新たな「つながり」で歴史を守っていく   「日比谷松本楼」

立教大学生インタビュー


 日比谷公園の真ん中、自然に囲まれた西洋風の建物が特徴の「日比谷松本楼」。誰でも入れる「公園」という文化がまだない日本に、ロンドンやパリの中心地にあるような「西洋式の公園」をつくり、東京を文化の地として発展させていきたいとの思いからできた「日比谷公園」の建設当初から、共に歩んできたという歴史があります。「西洋式の公園」に必要だった「花壇がある」「音楽を楽しむ場所がある」「食事を楽しむ場所がある」の中の、「食事」の要素を担い続けてきた日比谷松本楼の代表取締役社長小坂様にインタビューさせていただきました。

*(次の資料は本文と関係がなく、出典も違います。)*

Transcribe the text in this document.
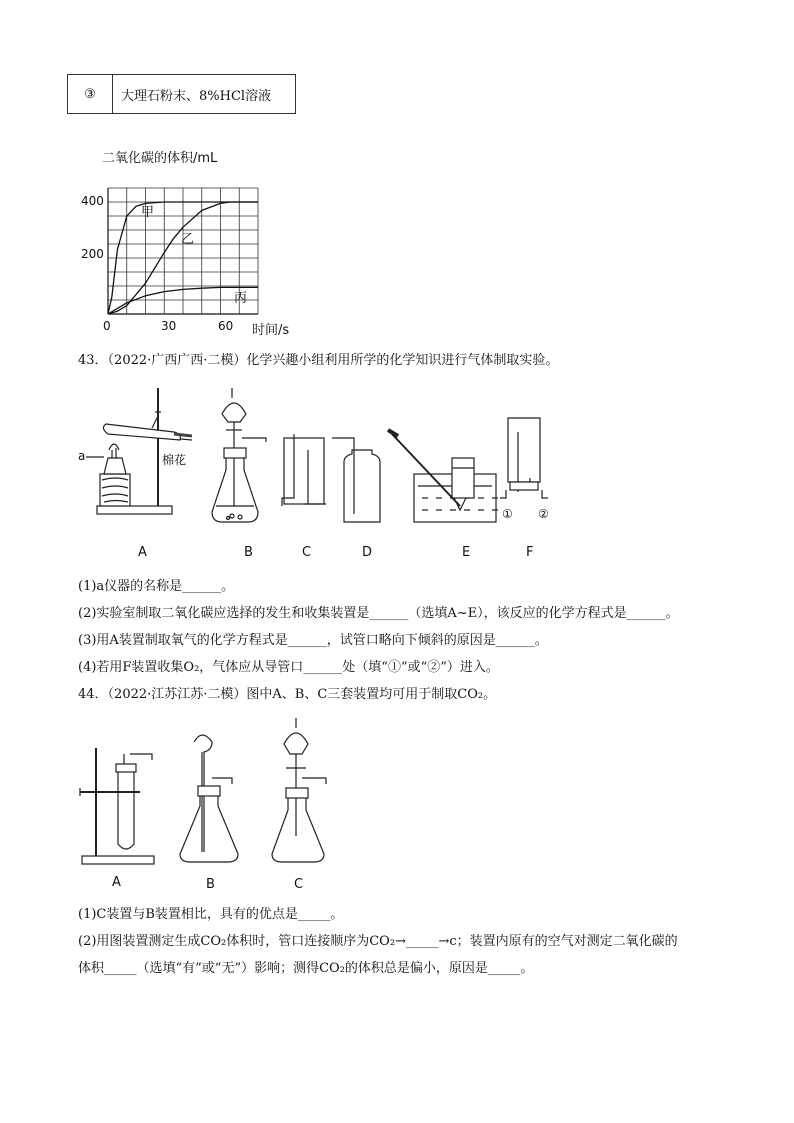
③	大理石粉末、8%HCl溶液
二氧化碳的体积/mL
400
200
0	30	60 时间/s
甲
乙
丙
43．（2022·广西广西·二模）化学兴趣小组利用所学的化学知识进行气体制取实验。
a	棉花
① ②
A	B	C	D	E	F
(1)a仪器的名称是______。
(2)实验室制取二氧化碳应选择的发生和收集装置是______（选填A~E），该反应的化学方程式是______。
(3)用A装置制取氧气的化学方程式是______，试管口略向下倾斜的原因是______。
(4)若用F装置收集O₂，气体应从导管口______处（填“①”或“②”）进入。
44．（2022·江苏江苏·二模）图中A、B、C三套装置均可用于制取CO₂。
A	B	C
(1)C装置与B装置相比，具有的优点是_____。
(2)用图装置测定生成CO₂体积时，管口连接顺序为CO₂→_____→c；装置内原有的空气对测定二氧化碳的
体积_____（选填“有”或“无”）影响；测得CO₂的体积总是偏小，原因是_____。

 今年で118年という長い歴史のある「日比谷松本楼」ですが、建物は当時からのものではありません。それは東京の中心地で、日本、そして時代の変化を共にしてきたからです。関東大震災からの再建、アメリカ軍の占領、沖縄返還協定に反対するための学生運動による2度目の焼失、そして再建と、2度の焼失を経験しながらも、日比谷松本楼を守り続け、日比谷公園になくてはならない存在となっています。

日比谷公園の緑の中に佇んでいます


 このような歴史、文化のある日比谷松本楼ですが、パーティー、宴会などでの利用が多かったため、他の飲食店と同様、コロナ禍の営業自粛による大打撃を受けたそうです。2020年には東京オリンピックが開催予定であったことから、インバウンド需要に向けたおもてなしのため、社員に外国語、日本酒の知識の習得などの教育にも力を入れられていたそうです。しかし、事態は一変し、まず「どう企業を存続させていくか」に方向転換せざるを得なくなってしまったそうです。そんな中、お店の味をお家やオフィスで楽しめるオードブルやコース仕立てのお弁当のテイクアウト販売や、できたてを楽しめるキッチンカーの導入など、時代に合った変化をしておられます。コロナ禍以前のような状況に戻ることは難しいからこそ、「日比谷松本楼を残していくためのベストな判断」を柔軟にしていくとおっしゃっていました。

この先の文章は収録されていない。